The Haggadah as we know it today with its varied and colourful literature developed from about c.e. 200 to approximately the sixteenth century. In its development, the Haggadah provided us with a fixed set of instructions about the order of the service as well as with a rich oral tradition. In almost every Jewish home even in the most marginally observant household, the very basic Passover tradition is rendered with songs of this season. Chanting and singing the text of the Haggadah is generally observed in all Jewish communities, each one according to its own peculiar style and tradition.

Traditionally, the Haggadah does not have to be chanted. It is in a different category than all other scriptures which are rendered in chant. Yet the Haggadah text is full of opportunities for solo chant as well as responsorial and community singing. The melodic recitations are very similar to the simpler form of Synagogue chant: The Ashkenazi prayer mode called – Adonai Malach, while oriental Jews employ their T’fila mode. The narrative and didactic sections, if presented with knowledge and skillfulness balances out the more melodious recitation of songs of praise and Psalms, called Halle.

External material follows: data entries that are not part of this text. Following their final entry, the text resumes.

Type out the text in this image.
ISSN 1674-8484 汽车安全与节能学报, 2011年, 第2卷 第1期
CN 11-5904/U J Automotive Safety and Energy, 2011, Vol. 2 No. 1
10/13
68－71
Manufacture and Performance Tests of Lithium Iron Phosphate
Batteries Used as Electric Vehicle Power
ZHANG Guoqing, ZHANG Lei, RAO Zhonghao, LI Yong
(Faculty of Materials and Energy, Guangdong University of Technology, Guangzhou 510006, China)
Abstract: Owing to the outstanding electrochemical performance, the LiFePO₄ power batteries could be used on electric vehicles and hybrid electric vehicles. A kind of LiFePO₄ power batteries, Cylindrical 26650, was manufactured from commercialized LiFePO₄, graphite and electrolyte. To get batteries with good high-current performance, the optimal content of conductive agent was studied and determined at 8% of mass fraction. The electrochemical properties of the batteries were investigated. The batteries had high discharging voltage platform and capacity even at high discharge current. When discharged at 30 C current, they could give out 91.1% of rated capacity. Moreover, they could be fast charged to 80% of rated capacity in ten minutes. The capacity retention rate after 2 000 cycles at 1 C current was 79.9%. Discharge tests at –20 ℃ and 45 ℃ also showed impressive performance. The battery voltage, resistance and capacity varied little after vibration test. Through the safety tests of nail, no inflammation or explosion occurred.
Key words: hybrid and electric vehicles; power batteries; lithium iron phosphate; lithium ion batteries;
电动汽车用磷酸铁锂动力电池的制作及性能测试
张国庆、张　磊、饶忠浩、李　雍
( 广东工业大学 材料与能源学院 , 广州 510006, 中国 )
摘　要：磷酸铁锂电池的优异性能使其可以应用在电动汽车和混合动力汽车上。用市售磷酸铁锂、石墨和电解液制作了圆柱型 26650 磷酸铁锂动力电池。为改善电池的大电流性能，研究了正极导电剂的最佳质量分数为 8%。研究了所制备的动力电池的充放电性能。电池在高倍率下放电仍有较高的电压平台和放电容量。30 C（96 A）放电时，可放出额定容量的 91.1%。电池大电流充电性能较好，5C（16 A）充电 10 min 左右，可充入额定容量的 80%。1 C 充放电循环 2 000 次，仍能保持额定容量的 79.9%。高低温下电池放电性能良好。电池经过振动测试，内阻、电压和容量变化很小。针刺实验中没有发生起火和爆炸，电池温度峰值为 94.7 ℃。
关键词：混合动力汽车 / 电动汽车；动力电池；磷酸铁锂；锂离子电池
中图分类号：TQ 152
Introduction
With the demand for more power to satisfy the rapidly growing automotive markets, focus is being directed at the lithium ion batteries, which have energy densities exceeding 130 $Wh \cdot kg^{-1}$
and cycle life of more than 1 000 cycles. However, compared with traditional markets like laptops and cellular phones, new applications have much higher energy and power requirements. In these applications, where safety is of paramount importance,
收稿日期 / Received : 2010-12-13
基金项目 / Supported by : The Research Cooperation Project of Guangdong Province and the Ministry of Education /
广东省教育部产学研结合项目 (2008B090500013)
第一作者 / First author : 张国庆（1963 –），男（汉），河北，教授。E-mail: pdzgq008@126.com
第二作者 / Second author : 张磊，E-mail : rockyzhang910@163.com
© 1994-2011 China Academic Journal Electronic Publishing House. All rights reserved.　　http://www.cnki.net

In the Talmud we are told that singing Hallel “cracks the ceiling” from the enthusiasm of the participants. The medieval poetry and songs which make up the conclusion of the Haggadah are sung in variable tunes in different styles. Here each family, each community and household constitutes unexplored treasurers and folklore.

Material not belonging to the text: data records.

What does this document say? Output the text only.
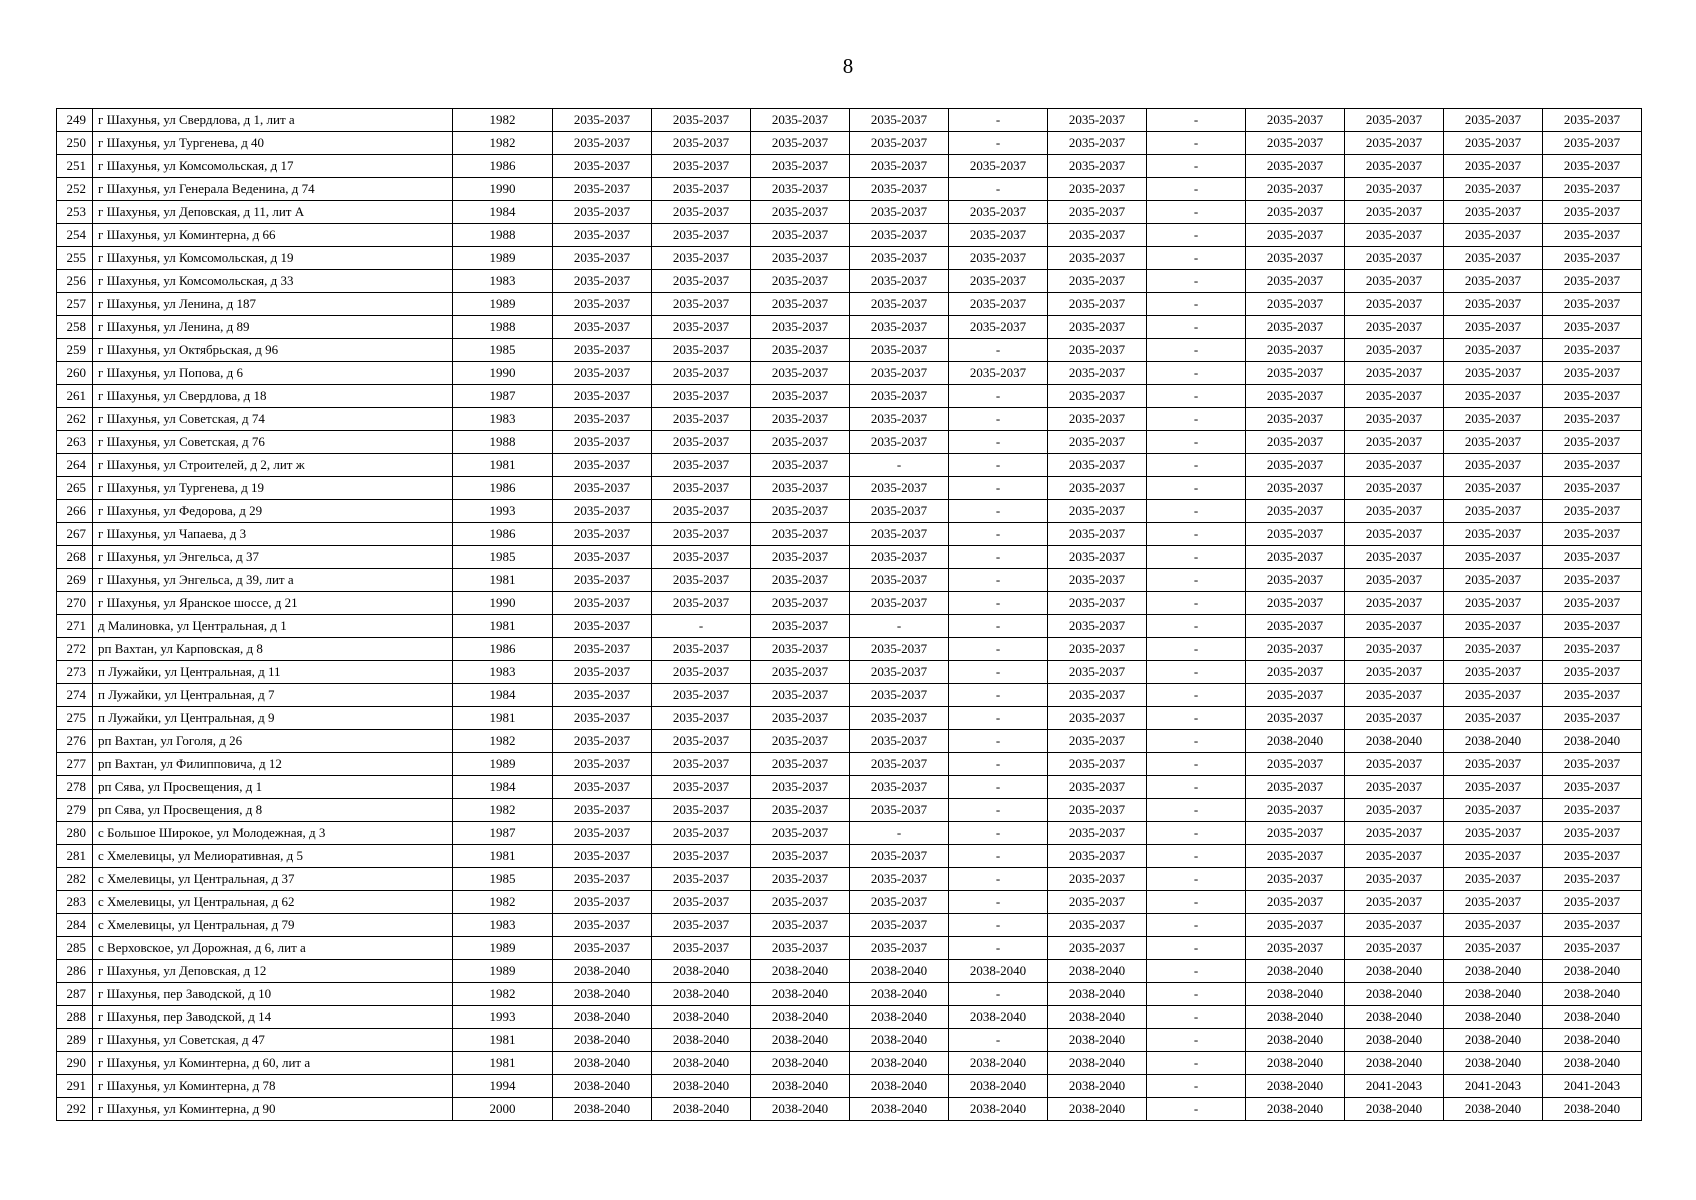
8
249	г Шахунья, ул Свердлова, д 1, лит а	1982	2035-2037	2035-2037	2035-2037	2035-2037	-	2035-2037	-	2035-2037	2035-2037	2035-2037	2035-2037
250	г Шахунья, ул Тургенева, д 40	1982	2035-2037	2035-2037	2035-2037	2035-2037	-	2035-2037	-	2035-2037	2035-2037	2035-2037	2035-2037
251	г Шахунья, ул Комсомольская, д 17	1986	2035-2037	2035-2037	2035-2037	2035-2037	2035-2037	2035-2037	-	2035-2037	2035-2037	2035-2037	2035-2037
252	г Шахунья, ул Генерала Веденина, д 74	1990	2035-2037	2035-2037	2035-2037	2035-2037	-	2035-2037	-	2035-2037	2035-2037	2035-2037	2035-2037
253	г Шахунья, ул Деповская, д 11, лит А	1984	2035-2037	2035-2037	2035-2037	2035-2037	2035-2037	2035-2037	-	2035-2037	2035-2037	2035-2037	2035-2037
254	г Шахунья, ул Коминтерна, д 66	1988	2035-2037	2035-2037	2035-2037	2035-2037	2035-2037	2035-2037	-	2035-2037	2035-2037	2035-2037	2035-2037
255	г Шахунья, ул Комсомольская, д 19	1989	2035-2037	2035-2037	2035-2037	2035-2037	2035-2037	2035-2037	-	2035-2037	2035-2037	2035-2037	2035-2037
256	г Шахунья, ул Комсомольская, д 33	1983	2035-2037	2035-2037	2035-2037	2035-2037	2035-2037	2035-2037	-	2035-2037	2035-2037	2035-2037	2035-2037
257	г Шахунья, ул Ленина, д 187	1989	2035-2037	2035-2037	2035-2037	2035-2037	2035-2037	2035-2037	-	2035-2037	2035-2037	2035-2037	2035-2037
258	г Шахунья, ул Ленина, д 89	1988	2035-2037	2035-2037	2035-2037	2035-2037	2035-2037	2035-2037	-	2035-2037	2035-2037	2035-2037	2035-2037
259	г Шахунья, ул Октябрьская, д 96	1985	2035-2037	2035-2037	2035-2037	2035-2037	-	2035-2037	-	2035-2037	2035-2037	2035-2037	2035-2037
260	г Шахунья, ул Попова, д 6	1990	2035-2037	2035-2037	2035-2037	2035-2037	2035-2037	2035-2037	-	2035-2037	2035-2037	2035-2037	2035-2037
261	г Шахунья, ул Свердлова, д 18	1987	2035-2037	2035-2037	2035-2037	2035-2037	-	2035-2037	-	2035-2037	2035-2037	2035-2037	2035-2037
262	г Шахунья, ул Советская, д 74	1983	2035-2037	2035-2037	2035-2037	2035-2037	-	2035-2037	-	2035-2037	2035-2037	2035-2037	2035-2037
263	г Шахунья, ул Советская, д 76	1988	2035-2037	2035-2037	2035-2037	2035-2037	-	2035-2037	-	2035-2037	2035-2037	2035-2037	2035-2037
264	г Шахунья, ул Строителей, д 2, лит ж	1981	2035-2037	2035-2037	2035-2037	-	-	2035-2037	-	2035-2037	2035-2037	2035-2037	2035-2037
265	г Шахунья, ул Тургенева, д 19	1986	2035-2037	2035-2037	2035-2037	2035-2037	-	2035-2037	-	2035-2037	2035-2037	2035-2037	2035-2037
266	г Шахунья, ул Федорова, д 29	1993	2035-2037	2035-2037	2035-2037	2035-2037	-	2035-2037	-	2035-2037	2035-2037	2035-2037	2035-2037
267	г Шахунья, ул Чапаева, д 3	1986	2035-2037	2035-2037	2035-2037	2035-2037	-	2035-2037	-	2035-2037	2035-2037	2035-2037	2035-2037
268	г Шахунья, ул Энгельса, д 37	1985	2035-2037	2035-2037	2035-2037	2035-2037	-	2035-2037	-	2035-2037	2035-2037	2035-2037	2035-2037
269	г Шахунья, ул Энгельса, д 39, лит а	1981	2035-2037	2035-2037	2035-2037	2035-2037	-	2035-2037	-	2035-2037	2035-2037	2035-2037	2035-2037
270	г Шахунья, ул Яранское шоссе, д 21	1990	2035-2037	2035-2037	2035-2037	2035-2037	-	2035-2037	-	2035-2037	2035-2037	2035-2037	2035-2037
271	д Малиновка, ул Центральная, д 1	1981	2035-2037	-	2035-2037	-	-	2035-2037	-	2035-2037	2035-2037	2035-2037	2035-2037
272	рп Вахтан, ул Карповская, д 8	1986	2035-2037	2035-2037	2035-2037	2035-2037	-	2035-2037	-	2035-2037	2035-2037	2035-2037	2035-2037
273	п Лужайки, ул Центральная, д 11	1983	2035-2037	2035-2037	2035-2037	2035-2037	-	2035-2037	-	2035-2037	2035-2037	2035-2037	2035-2037
274	п Лужайки, ул Центральная, д 7	1984	2035-2037	2035-2037	2035-2037	2035-2037	-	2035-2037	-	2035-2037	2035-2037	2035-2037	2035-2037
275	п Лужайки, ул Центральная, д 9	1981	2035-2037	2035-2037	2035-2037	2035-2037	-	2035-2037	-	2035-2037	2035-2037	2035-2037	2035-2037
276	рп Вахтан, ул Гоголя, д 26	1982	2035-2037	2035-2037	2035-2037	2035-2037	-	2035-2037	-	2038-2040	2038-2040	2038-2040	2038-2040
277	рп Вахтан, ул Филипповича, д 12	1989	2035-2037	2035-2037	2035-2037	2035-2037	-	2035-2037	-	2035-2037	2035-2037	2035-2037	2035-2037
278	рп Сява, ул Просвещения, д 1	1984	2035-2037	2035-2037	2035-2037	2035-2037	-	2035-2037	-	2035-2037	2035-2037	2035-2037	2035-2037
279	рп Сява, ул Просвещения, д 8	1982	2035-2037	2035-2037	2035-2037	2035-2037	-	2035-2037	-	2035-2037	2035-2037	2035-2037	2035-2037
280	с Большое Широкое, ул Молодежная, д 3	1987	2035-2037	2035-2037	2035-2037	-	-	2035-2037	-	2035-2037	2035-2037	2035-2037	2035-2037
281	с Хмелевицы, ул Мелиоративная, д 5	1981	2035-2037	2035-2037	2035-2037	2035-2037	-	2035-2037	-	2035-2037	2035-2037	2035-2037	2035-2037
282	с Хмелевицы, ул Центральная, д 37	1985	2035-2037	2035-2037	2035-2037	2035-2037	-	2035-2037	-	2035-2037	2035-2037	2035-2037	2035-2037
283	с Хмелевицы, ул Центральная, д 62	1982	2035-2037	2035-2037	2035-2037	2035-2037	-	2035-2037	-	2035-2037	2035-2037	2035-2037	2035-2037
284	с Хмелевицы, ул Центральная, д 79	1983	2035-2037	2035-2037	2035-2037	2035-2037	-	2035-2037	-	2035-2037	2035-2037	2035-2037	2035-2037
285	с Верховское, ул Дорожная, д 6, лит а	1989	2035-2037	2035-2037	2035-2037	2035-2037	-	2035-2037	-	2035-2037	2035-2037	2035-2037	2035-2037
286	г Шахунья, ул Деповская, д 12	1989	2038-2040	2038-2040	2038-2040	2038-2040	2038-2040	2038-2040	-	2038-2040	2038-2040	2038-2040	2038-2040
287	г Шахунья, пер Заводской, д 10	1982	2038-2040	2038-2040	2038-2040	2038-2040	-	2038-2040	-	2038-2040	2038-2040	2038-2040	2038-2040
288	г Шахунья, пер Заводской, д 14	1993	2038-2040	2038-2040	2038-2040	2038-2040	2038-2040	2038-2040	-	2038-2040	2038-2040	2038-2040	2038-2040
289	г Шахунья, ул Советская, д 47	1981	2038-2040	2038-2040	2038-2040	2038-2040	-	2038-2040	-	2038-2040	2038-2040	2038-2040	2038-2040
290	г Шахунья, ул Коминтерна, д 60, лит а	1981	2038-2040	2038-2040	2038-2040	2038-2040	2038-2040	2038-2040	-	2038-2040	2038-2040	2038-2040	2038-2040
291	г Шахунья, ул Коминтерна, д 78	1994	2038-2040	2038-2040	2038-2040	2038-2040	2038-2040	2038-2040	-	2038-2040	2041-2043	2041-2043	2041-2043
292	г Шахунья, ул Коминтерна, д 90	2000	2038-2040	2038-2040	2038-2040	2038-2040	2038-2040	2038-2040	-	2038-2040	2038-2040	2038-2040	2038-2040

Our CD and booklet “Songs of Haggadah” available through Holy Blossom Temple (416-789-3291, ext. 224) provides a guide to the musical tradition and can be used as tools for preparation of the Seder, as well as during the actual celebration of the Festival. You can also log onto the website of the Atlantic Florida University Musical Archives https://rsa.fau.edu/album/36220  Each song, tenderly arranged, recorded and notated exemplifies a different style, representing the best of our familiar Passover Tradition. Many of the songs follow the traditional chant: Kiddush, Birkat Hamazon. Others follow Hassidic East European sounds and fervor: V’nomar l’fanav, Kol rinah, ‘Ma l’cha hayam, (from Hallel). The Sephardic song is represented in the renditions of: Ha Lachma and Kadesh Urchatz, as well as in the conclusion of the Seder: Chasal Sidur Pesah. The songs reserved for the end of the Seder are the “fun songs”, the songs we wait a full calendar year to intone again: Adir Hu, Echad Mi Yodeah and Chad Gadyah. These texts are sung to metrical melodies in typically folksong style.